Frobenius pairs in abelian categories: correspondences with cotorsion pairs, exact model categories, and Auslander-Buchweitz contexts

Abstract: In this work, we revisit Auslander-Buchweitz Approximation Theory and find some relations with cotorsion pairs and model category structures. From the notions of relatives generators and cogenerators in Approximation Theory, we introduce the concept of left Frobenius pairs $(\mathcal{X},\omega)$ in an abelian category $\mathcal{C}$. We show how to construct from $(\mathcal{X},\omega)$ a projective exact model structure on $\mathcal{X}^\wedge$, as a result of Hovey-Gillespie Correspondence applied to two compatible and complete cotorsion pairs in $\mathcal{X}^\wedge$. These pairs can be regarded as examples of what we call cotorsion pairs relative to a thick subcategory of $\mathcal{C}$. We establish some correspondences between Frobenius pairs, relative cotorsion pairs, exact model structures and Auslander-Buchweitz contexts.
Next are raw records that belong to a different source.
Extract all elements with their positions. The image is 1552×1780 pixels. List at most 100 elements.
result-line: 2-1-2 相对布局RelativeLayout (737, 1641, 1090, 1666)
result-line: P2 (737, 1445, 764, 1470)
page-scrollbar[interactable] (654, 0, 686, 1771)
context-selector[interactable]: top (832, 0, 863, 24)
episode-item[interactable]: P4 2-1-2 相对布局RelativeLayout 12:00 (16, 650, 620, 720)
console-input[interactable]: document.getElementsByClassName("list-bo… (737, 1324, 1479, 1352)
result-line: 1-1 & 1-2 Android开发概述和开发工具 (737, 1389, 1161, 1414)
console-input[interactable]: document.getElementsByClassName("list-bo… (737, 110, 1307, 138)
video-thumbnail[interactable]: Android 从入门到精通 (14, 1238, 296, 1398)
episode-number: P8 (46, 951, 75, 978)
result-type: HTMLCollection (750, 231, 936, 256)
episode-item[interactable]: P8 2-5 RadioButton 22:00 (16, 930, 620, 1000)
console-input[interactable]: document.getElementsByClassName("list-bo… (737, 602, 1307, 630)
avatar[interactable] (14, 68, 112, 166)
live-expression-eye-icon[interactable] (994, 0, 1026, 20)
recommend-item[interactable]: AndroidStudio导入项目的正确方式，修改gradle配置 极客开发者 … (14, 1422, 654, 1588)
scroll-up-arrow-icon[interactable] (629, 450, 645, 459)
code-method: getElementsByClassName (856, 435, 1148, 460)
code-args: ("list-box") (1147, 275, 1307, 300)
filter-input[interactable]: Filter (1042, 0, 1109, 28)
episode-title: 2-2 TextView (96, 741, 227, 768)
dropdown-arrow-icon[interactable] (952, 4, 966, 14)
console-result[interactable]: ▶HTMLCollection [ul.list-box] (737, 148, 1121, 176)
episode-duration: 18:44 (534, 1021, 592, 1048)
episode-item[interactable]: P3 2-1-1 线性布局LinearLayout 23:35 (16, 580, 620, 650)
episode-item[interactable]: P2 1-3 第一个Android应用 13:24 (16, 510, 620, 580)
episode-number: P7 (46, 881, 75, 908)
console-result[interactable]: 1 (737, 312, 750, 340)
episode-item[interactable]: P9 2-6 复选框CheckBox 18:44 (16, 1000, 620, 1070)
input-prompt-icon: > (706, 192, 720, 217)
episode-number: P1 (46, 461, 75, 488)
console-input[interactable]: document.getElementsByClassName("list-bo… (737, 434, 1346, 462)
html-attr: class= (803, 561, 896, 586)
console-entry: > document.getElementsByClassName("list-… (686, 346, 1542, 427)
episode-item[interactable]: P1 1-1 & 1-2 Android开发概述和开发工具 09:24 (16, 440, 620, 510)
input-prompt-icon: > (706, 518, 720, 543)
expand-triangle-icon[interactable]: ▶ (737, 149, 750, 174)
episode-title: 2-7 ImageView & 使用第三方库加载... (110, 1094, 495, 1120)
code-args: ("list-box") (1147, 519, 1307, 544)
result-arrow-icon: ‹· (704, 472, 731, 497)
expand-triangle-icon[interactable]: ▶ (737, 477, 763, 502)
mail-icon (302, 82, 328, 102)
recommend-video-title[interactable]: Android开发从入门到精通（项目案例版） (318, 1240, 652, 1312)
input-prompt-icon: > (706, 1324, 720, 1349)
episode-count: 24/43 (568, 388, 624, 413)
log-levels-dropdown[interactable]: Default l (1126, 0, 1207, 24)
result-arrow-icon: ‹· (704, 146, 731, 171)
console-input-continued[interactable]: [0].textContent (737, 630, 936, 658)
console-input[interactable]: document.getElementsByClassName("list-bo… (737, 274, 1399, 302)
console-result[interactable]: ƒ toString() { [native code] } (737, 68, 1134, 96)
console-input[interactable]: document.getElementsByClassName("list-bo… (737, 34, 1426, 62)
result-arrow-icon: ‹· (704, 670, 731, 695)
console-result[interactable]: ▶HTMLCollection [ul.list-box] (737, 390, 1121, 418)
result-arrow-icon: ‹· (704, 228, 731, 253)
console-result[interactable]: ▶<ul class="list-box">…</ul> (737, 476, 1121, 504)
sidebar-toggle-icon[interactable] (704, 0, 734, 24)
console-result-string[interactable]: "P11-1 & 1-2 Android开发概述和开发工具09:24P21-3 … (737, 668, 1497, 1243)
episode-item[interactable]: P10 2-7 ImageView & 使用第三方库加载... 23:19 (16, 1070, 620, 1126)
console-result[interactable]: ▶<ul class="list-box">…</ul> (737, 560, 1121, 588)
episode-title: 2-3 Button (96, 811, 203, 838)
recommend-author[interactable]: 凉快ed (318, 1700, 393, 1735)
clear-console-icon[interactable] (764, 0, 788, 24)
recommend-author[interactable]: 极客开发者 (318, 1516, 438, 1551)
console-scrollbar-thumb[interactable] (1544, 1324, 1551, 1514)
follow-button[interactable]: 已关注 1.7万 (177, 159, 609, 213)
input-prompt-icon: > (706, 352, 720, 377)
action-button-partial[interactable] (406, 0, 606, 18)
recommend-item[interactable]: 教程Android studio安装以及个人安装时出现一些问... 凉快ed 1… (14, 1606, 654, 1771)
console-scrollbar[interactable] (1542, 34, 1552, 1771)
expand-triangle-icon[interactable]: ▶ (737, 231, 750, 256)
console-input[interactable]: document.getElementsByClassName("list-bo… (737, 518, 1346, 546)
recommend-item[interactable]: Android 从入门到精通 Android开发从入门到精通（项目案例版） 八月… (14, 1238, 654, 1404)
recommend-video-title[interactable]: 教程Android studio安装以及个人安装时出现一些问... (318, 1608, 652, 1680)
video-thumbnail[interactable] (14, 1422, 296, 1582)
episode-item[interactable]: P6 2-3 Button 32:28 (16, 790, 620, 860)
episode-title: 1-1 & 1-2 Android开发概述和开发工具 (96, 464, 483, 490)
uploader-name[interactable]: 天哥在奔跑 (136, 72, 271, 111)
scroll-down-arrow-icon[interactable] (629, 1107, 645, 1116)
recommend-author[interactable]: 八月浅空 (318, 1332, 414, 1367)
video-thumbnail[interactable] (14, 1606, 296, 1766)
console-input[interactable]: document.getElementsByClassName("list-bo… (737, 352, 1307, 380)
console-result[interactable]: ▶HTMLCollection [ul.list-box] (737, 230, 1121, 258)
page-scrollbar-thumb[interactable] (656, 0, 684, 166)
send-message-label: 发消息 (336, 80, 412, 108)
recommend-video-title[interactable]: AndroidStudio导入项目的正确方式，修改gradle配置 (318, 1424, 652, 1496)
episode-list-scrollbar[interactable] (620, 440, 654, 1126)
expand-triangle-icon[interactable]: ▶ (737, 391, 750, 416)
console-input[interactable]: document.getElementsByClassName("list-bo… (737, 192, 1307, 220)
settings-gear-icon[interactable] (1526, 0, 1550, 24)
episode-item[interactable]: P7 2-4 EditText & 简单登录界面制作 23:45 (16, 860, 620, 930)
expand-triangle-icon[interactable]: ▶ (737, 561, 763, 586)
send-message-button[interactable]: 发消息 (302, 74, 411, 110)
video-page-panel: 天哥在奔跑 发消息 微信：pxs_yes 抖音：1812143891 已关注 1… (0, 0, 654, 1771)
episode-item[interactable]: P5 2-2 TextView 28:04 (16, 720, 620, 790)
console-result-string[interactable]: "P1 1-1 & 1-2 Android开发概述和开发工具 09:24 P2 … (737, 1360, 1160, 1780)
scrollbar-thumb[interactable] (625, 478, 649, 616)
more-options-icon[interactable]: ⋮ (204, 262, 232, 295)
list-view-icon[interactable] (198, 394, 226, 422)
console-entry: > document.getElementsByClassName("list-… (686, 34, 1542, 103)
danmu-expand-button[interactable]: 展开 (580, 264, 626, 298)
Finally, some applications of these results are given in the context of Gorenstein homological algebra by generalizing some existing model structures on the categories of modules over Gorenstein and Ding-Chen rings, and by encoding the stable module category of a ring as a certain homotopy category. We also present some connections with perfect cotorsion pairs, covering classes, and cotilting modules.